A brief thought about music theory

One of the reoccurring  areas of concern that comes up in lessons is the issue of music theory.   This is both in terms of people who don’t want to be taught any kind of  theory, (as in, “No – don’t show me that!  It’ll mess up my playing!”) to people who have been exposed to terms that they have questions about. Usually both scenarios involve a lot of trepidation and discomfort (much of which is needlessly inflicted).

I would guess that the only people who have ever leapt for joy at the sight of a musical note on paper without hearing it are composers.  For most people, music is an expression solely existing in an aural form (i.e. it’s something we hear).


Theory is secondary to sound.

The history of music originates in organized sound.  Theory and jargon were developed over time as a way to replicate those organized sounds.  A term like “C major” is just musical jargon.  When “C Major” is said, it tells the informed person what kind of sound is going to be produced. This jargon then, is nothing more than a way for musicians to express ideas to each other without written music in a more efficient manner.

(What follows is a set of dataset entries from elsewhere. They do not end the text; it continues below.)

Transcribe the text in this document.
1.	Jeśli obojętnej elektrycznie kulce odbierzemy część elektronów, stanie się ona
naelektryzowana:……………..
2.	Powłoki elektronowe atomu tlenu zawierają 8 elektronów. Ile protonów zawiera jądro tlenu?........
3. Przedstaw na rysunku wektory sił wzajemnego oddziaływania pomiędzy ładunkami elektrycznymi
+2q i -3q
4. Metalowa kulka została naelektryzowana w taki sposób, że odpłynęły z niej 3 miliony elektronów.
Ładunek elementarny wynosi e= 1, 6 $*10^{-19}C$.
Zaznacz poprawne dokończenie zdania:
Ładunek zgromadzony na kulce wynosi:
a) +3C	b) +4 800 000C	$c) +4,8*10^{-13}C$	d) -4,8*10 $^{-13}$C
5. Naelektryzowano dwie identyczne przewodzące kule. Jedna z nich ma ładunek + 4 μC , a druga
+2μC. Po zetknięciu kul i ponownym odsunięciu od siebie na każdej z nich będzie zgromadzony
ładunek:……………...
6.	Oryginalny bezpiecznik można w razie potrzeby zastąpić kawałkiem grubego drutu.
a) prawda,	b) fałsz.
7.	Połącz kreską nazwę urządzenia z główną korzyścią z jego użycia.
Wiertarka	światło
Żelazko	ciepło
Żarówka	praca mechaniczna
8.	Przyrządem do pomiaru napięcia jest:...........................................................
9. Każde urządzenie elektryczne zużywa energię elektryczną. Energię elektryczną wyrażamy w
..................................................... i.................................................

It’s much less important to be able to look at something and say, “that’s an altered dominant chord” than it is to hear an altered dominant chord in your head and be able to realize it on the guitar ( or to hear someone else playing it and know what to play against it).


In other words, theory and/or analysis should always be in the service of sound.


I think theory should have two functions – first to help us realize sounds that we want to reproduce and (to me the much more exciting option) to expose us to sounds we didn’t know were there.


The entire concept of GuitArchitecture (presenting applied theory as a set of approaches that can be used to help access both known and unknown sounds) is why a lot of the book material is less about licks and more about approaches.  


From a teaching perspective, it probably doesn’t matter if you can sound like me (unless that’s what you’re striving for), the important thing is developing your individual voice and being able to replicate sounds either intuitively and/or with theory is a major component of any player’s individual sound.


Theory, then,  is just a tool.  It really isn’t anything to get tripped up on.